Ефрейтор Данилов толкнул его сзади.
— Миша! Что ты? Я же имел в виду калитку! — Ваня скривился от боли и что-то тихо и неразборчиво добавил.
— Ваня, брось свои шутки! — сердито оборвал его кто-то из артиллеристов.
«Они не правы», — подумал я, мельком взглянув на дисциплинированного, серьезного и смелого подносчика снарядов. Я знал, что Ваня своим хозяйским глазом заметил плачевное состояние калитки и всей ограды домика — ведь он же был плотником…
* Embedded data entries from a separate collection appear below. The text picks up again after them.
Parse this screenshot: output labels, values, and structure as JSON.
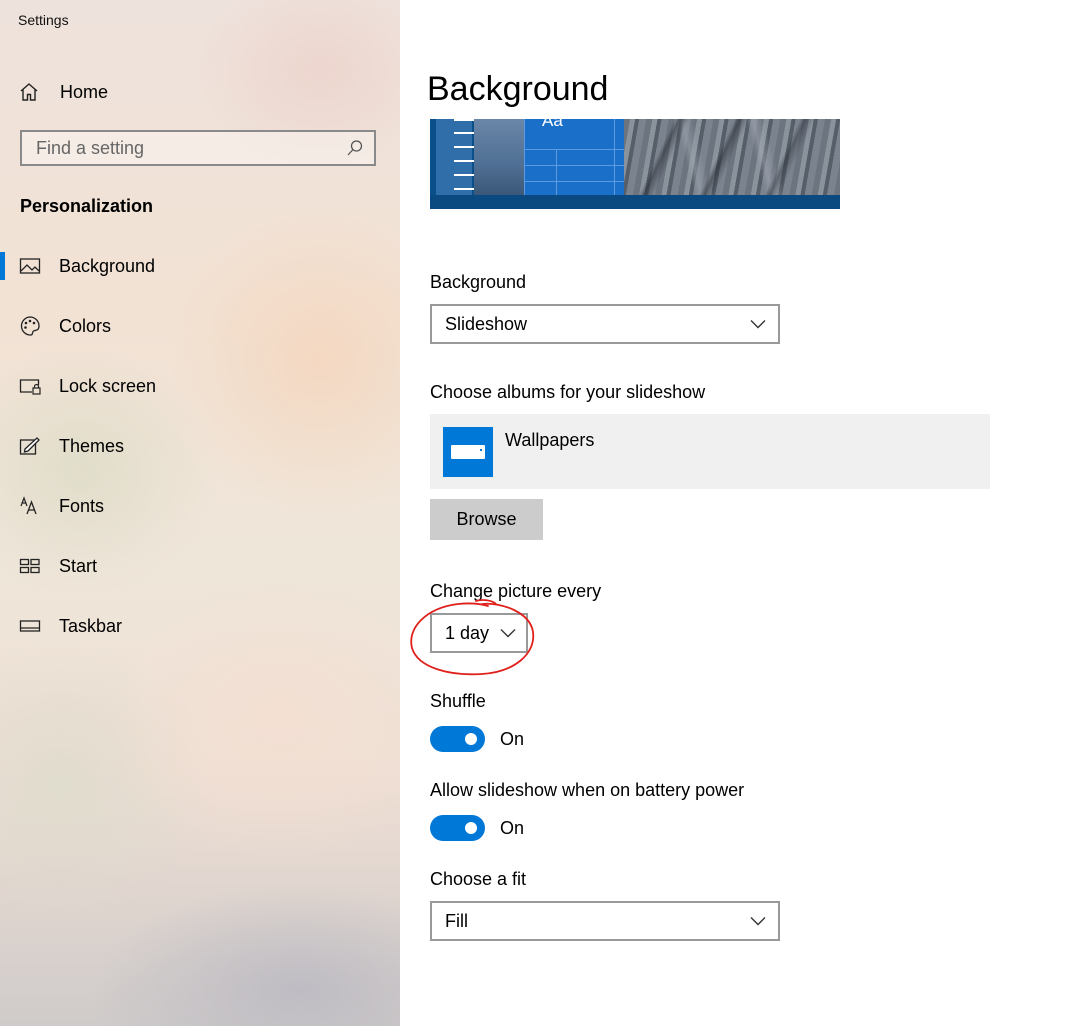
{
  "window": {
    "title": "Settings"
  },
  "sidebar": {
    "home_label": "Home",
    "search_placeholder": "Find a setting",
    "section_heading": "Personalization",
    "items": [
      {
        "label": "Background",
        "icon": "picture-icon",
        "selected": true
      },
      {
        "label": "Colors",
        "icon": "palette-icon",
        "selected": false
      },
      {
        "label": "Lock screen",
        "icon": "lock-screen-icon",
        "selected": false
      },
      {
        "label": "Themes",
        "icon": "themes-icon",
        "selected": false
      },
      {
        "label": "Fonts",
        "icon": "fonts-icon",
        "selected": false
      },
      {
        "label": "Start",
        "icon": "start-icon",
        "selected": false
      },
      {
        "label": "Taskbar",
        "icon": "taskbar-icon",
        "selected": false
      }
    ]
  },
  "main": {
    "title": "Background",
    "preview": {
      "sample_text": "Aa"
    },
    "background": {
      "label": "Background",
      "value": "Slideshow"
    },
    "albums": {
      "label": "Choose albums for your slideshow",
      "album_name": "Wallpapers"
    },
    "browse_label": "Browse",
    "change_picture": {
      "label": "Change picture every",
      "value": "1 day"
    },
    "shuffle": {
      "label": "Shuffle",
      "state": "On",
      "on": true
    },
    "battery": {
      "label": "Allow slideshow when on battery power",
      "state": "On",
      "on": true
    },
    "fit": {
      "label": "Choose a fit",
      "value": "Fill"
    }
  },
  "colors": {
    "accent": "#0078d7",
    "annotation": "#e0201b"
  }
}
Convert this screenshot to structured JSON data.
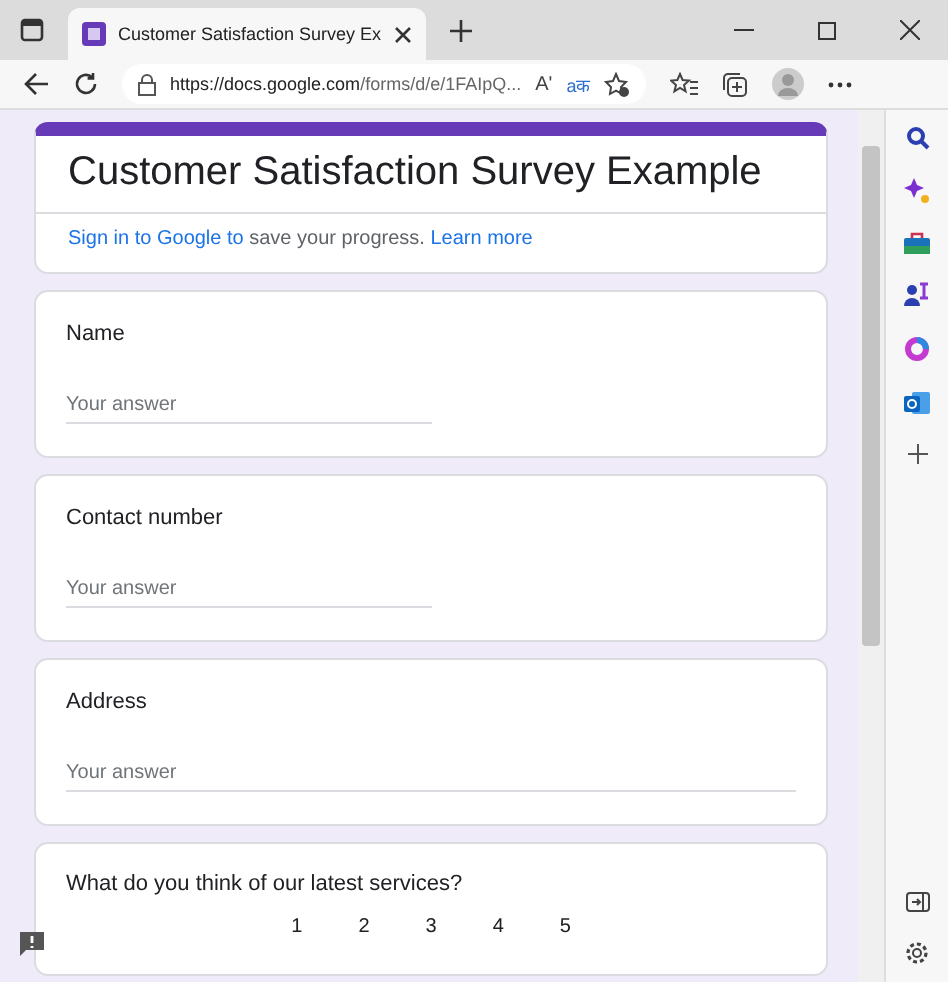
{
  "browser": {
    "tab_title": "Customer Satisfaction Survey Ex",
    "url_host": "https://docs.google.com",
    "url_path": "/forms/d/e/1FAIpQ...",
    "read_aloud": "Aʹ",
    "translate": "aक"
  },
  "form": {
    "title": "Customer Satisfaction Survey Example",
    "signin_link": "Sign in to Google to",
    "signin_text": " save your progress. ",
    "learn_more": "Learn more"
  },
  "questions": [
    {
      "label": "Name",
      "kind": "short",
      "placeholder": "Your answer"
    },
    {
      "label": "Contact number",
      "kind": "short",
      "placeholder": "Your answer"
    },
    {
      "label": "Address",
      "kind": "long",
      "placeholder": "Your answer"
    },
    {
      "label": "What do you think of our latest services?",
      "kind": "scale",
      "scale": [
        "1",
        "2",
        "3",
        "4",
        "5"
      ]
    }
  ]
}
Вечер фиолетовыми тенями ложился на землю. Откуда-то с гор — Дворника, Халича, а может быть, и с Ветлинской Полонины или даже с самой высокой вершины Бещад Тарницы — тянуло приятным холодком. Мы жадно вдыхали этот свежий, бодрящий воздух. Только теперь каждый из пас почувствовал, что отдыхает. Более трех часов возились мы с нашей 76-миллиметровой пушкой. Сверху немилосердно пекло жаркое августовское солнце, а под ногами — твердая раскаленная земля. Она с трудом поддавалась киркам и ломам. Мы не жалели крепких солдатских выражений в ее адрес. Когда огневая позиция для орудия была уже готова, наступила очередь рыть укрытия и ниши для снарядов. Затем мы помогли водителю замаскировать ЗИС. И только после этого задымили козьи ножки. Наконец-то мы справились с этой тяжелой работой и могли теперь отправиться отдыхать.
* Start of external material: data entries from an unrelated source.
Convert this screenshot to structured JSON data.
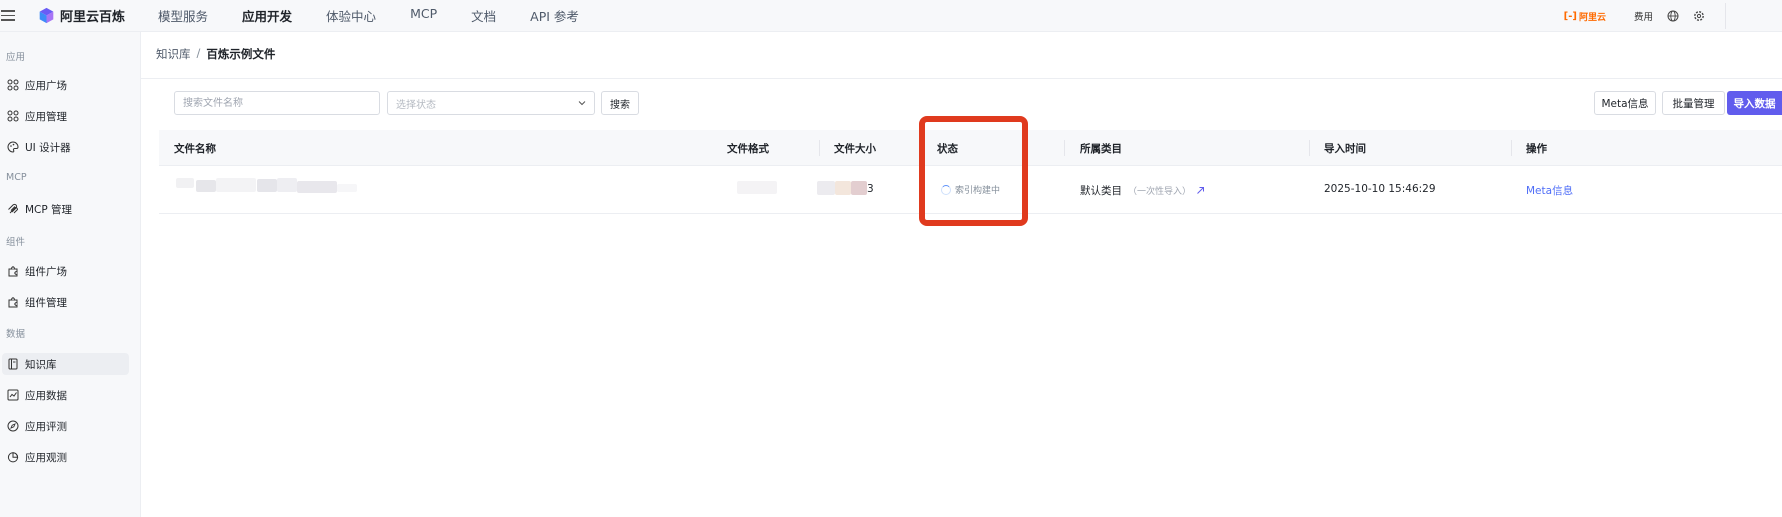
{
  "topbar": {
    "logo_text": "阿里云百炼",
    "nav": [
      {
        "label": "模型服务",
        "active": false
      },
      {
        "label": "应用开发",
        "active": true
      },
      {
        "label": "体验中心",
        "active": false
      },
      {
        "label": "MCP",
        "active": false
      },
      {
        "label": "文档",
        "active": false
      },
      {
        "label": "API 参考",
        "active": false
      }
    ],
    "brand_badge": "阿里云",
    "fees_label": "费用",
    "icons": [
      "globe-icon",
      "gear-icon"
    ]
  },
  "sidebar": {
    "groups": [
      {
        "label": "应用",
        "items": [
          {
            "label": "应用广场",
            "icon": "apps-icon"
          },
          {
            "label": "应用管理",
            "icon": "apps-icon"
          },
          {
            "label": "UI 设计器",
            "icon": "palette-icon"
          }
        ]
      },
      {
        "label": "MCP",
        "items": [
          {
            "label": "MCP 管理",
            "icon": "mcp-icon"
          }
        ]
      },
      {
        "label": "组件",
        "items": [
          {
            "label": "组件广场",
            "icon": "plugin-icon"
          },
          {
            "label": "组件管理",
            "icon": "plugin-icon"
          }
        ]
      },
      {
        "label": "数据",
        "items": [
          {
            "label": "知识库",
            "icon": "book-icon",
            "active": true
          },
          {
            "label": "应用数据",
            "icon": "chart-icon"
          },
          {
            "label": "应用评测",
            "icon": "compass-icon"
          },
          {
            "label": "应用观测",
            "icon": "pie-icon"
          }
        ]
      }
    ]
  },
  "breadcrumb": {
    "parent": "知识库",
    "separator": "/",
    "current": "百炼示例文件"
  },
  "toolbar": {
    "search_placeholder": "搜索文件名称",
    "status_placeholder": "选择状态",
    "search_button": "搜索",
    "meta_button": "Meta信息",
    "batch_button": "批量管理",
    "import_button": "导入数据"
  },
  "table": {
    "headers": {
      "name": "文件名称",
      "format": "文件格式",
      "size": "文件大小",
      "status": "状态",
      "category": "所属类目",
      "import_time": "导入时间",
      "actions": "操作"
    },
    "rows": [
      {
        "size_suffix": "3",
        "status": "索引构建中",
        "category": "默认类目",
        "category_note": "（一次性导入）",
        "import_time": "2025-10-10 15:46:29",
        "action": "Meta信息"
      }
    ]
  },
  "colors": {
    "accent": "#615ced",
    "highlight": "#e03a1e",
    "link": "#4f6ef7"
  }
}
— Я ждала вас, сыночки! — приветствовала нас женщина, прижав свои маленькие худые руки с тонкими пальцами к груди возле сердца. Она кого-то напоминала мне, и я думал об этом с тревогой и какой-то щемящей тоской.
Старшина батареи Доробин, выделяя нам под постой ее дом, сказал, улыбаясь:
— Вон там, — он показал рукой в направлении стоявшего возле высокого тополя домика, — там расположится четвертый расчет. Дом хороший, просторный, а хозяйка, ребята, чудо-мамаша…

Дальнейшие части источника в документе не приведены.